References: (there is no published information on the mechanism of MDV cell-to-cell transport yet, but from other viruses and prions)

  1. Gousset K, Schiff E, Langevin C, Marijanovic Z, Caputo A, Browman DT, Chenouard N, de Chaumont F, Martino A, Enninga J, Olivo-Marin JC, Männel D, Zurzolo C. Prions hijack tunnelling nanotubes for intercellular spread. Nat Cell Biol. 2009 Mar;11(3):328-36. doi: 10.1038/ncb1841. Epub 2009 Feb 8. PMID: 19198598.
  2. Sherer NM, Lehmann MJ, Jimenez-Soto LF, Horensavitz C, Pypaert M, Mothes W. Retroviruses can establish filopodial bridges for efficient cell-to-cell transmission. Nat Cell Biol. 2007 Mar;9(3):310-5. doi: 10.1038/ncb1544. Epub 2007 Feb 11. PMID: 17293854; PMCID: PMC2628976.
  3. Roberts KL, Manicassamy B, Lamb RA. Influenza A virus uses intercellular connections to spread to neighboring cells. J Virol. 2015 Feb;89(3):1537-49. doi: 10.1128/JVI.03306-14. Epub 2014 Nov 26. PMID: 25428869; PMCID: PMC4300760.
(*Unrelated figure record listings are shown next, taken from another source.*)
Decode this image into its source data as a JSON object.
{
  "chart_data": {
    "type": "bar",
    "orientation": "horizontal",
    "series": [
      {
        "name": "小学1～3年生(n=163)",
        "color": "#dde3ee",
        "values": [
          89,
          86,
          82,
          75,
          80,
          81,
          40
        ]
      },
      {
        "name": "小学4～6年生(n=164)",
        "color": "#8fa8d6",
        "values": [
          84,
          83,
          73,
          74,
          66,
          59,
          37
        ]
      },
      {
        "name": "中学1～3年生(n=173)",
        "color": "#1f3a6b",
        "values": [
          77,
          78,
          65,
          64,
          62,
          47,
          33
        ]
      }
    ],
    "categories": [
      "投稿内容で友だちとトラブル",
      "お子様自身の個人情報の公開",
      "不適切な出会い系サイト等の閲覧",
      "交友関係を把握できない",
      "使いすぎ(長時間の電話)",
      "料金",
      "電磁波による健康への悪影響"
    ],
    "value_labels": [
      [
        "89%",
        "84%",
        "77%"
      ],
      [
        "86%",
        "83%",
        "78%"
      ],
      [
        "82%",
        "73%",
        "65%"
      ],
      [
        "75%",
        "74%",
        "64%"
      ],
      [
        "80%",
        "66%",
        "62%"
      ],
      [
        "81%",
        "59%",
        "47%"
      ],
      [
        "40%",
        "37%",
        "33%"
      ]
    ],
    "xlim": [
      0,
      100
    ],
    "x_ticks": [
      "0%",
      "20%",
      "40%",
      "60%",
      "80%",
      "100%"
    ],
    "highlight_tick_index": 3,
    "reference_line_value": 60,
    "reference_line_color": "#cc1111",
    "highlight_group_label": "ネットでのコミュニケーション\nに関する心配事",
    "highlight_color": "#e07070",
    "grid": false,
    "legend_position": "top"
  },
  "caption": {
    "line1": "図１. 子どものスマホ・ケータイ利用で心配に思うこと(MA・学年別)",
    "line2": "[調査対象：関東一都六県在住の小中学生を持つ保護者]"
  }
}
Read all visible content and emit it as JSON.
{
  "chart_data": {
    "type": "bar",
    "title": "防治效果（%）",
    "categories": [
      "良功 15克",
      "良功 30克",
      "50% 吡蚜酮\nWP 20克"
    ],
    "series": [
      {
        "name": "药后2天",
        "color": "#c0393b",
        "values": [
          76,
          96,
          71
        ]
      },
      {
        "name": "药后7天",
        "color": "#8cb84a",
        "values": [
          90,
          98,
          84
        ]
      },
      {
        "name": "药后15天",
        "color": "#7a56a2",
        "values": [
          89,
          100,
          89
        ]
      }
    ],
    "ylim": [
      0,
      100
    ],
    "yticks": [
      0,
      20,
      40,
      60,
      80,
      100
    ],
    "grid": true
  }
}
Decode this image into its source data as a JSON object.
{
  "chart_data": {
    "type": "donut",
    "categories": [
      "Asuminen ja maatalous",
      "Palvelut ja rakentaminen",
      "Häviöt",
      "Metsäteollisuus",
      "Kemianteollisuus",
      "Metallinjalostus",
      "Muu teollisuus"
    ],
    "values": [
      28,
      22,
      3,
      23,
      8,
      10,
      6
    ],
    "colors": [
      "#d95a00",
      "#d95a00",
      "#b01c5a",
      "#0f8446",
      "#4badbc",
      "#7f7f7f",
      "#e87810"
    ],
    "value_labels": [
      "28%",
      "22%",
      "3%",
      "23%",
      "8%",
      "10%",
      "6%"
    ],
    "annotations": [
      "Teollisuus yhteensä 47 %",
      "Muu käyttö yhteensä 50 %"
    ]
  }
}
BBSRC Strategic Research Priority: Sustainable Agriculture and Food: Animal Health and Welfare & Understanding the Rules of Life:Microbiology

    Techniques that will be undertaken during the project:

    Animal cell culture; molecular biology to clone cDNAs and introduce deletions and point mutations into expression constructs; RNAi and DNA transfection to deplete proteins of choice and supplement with wild-type and mutant versions; proteomics to identify interacting proteins; protein purification and protein-protein interaction analysis; live cell imaging assays (e.g. imaging infected chicken cells using lattice light sheet and spinning disk confocal microscopy); total internal reflection fluorescence microscopy paired with biochemical reconstitution assays; image and statistical data analysis using ImageJ and Matlab.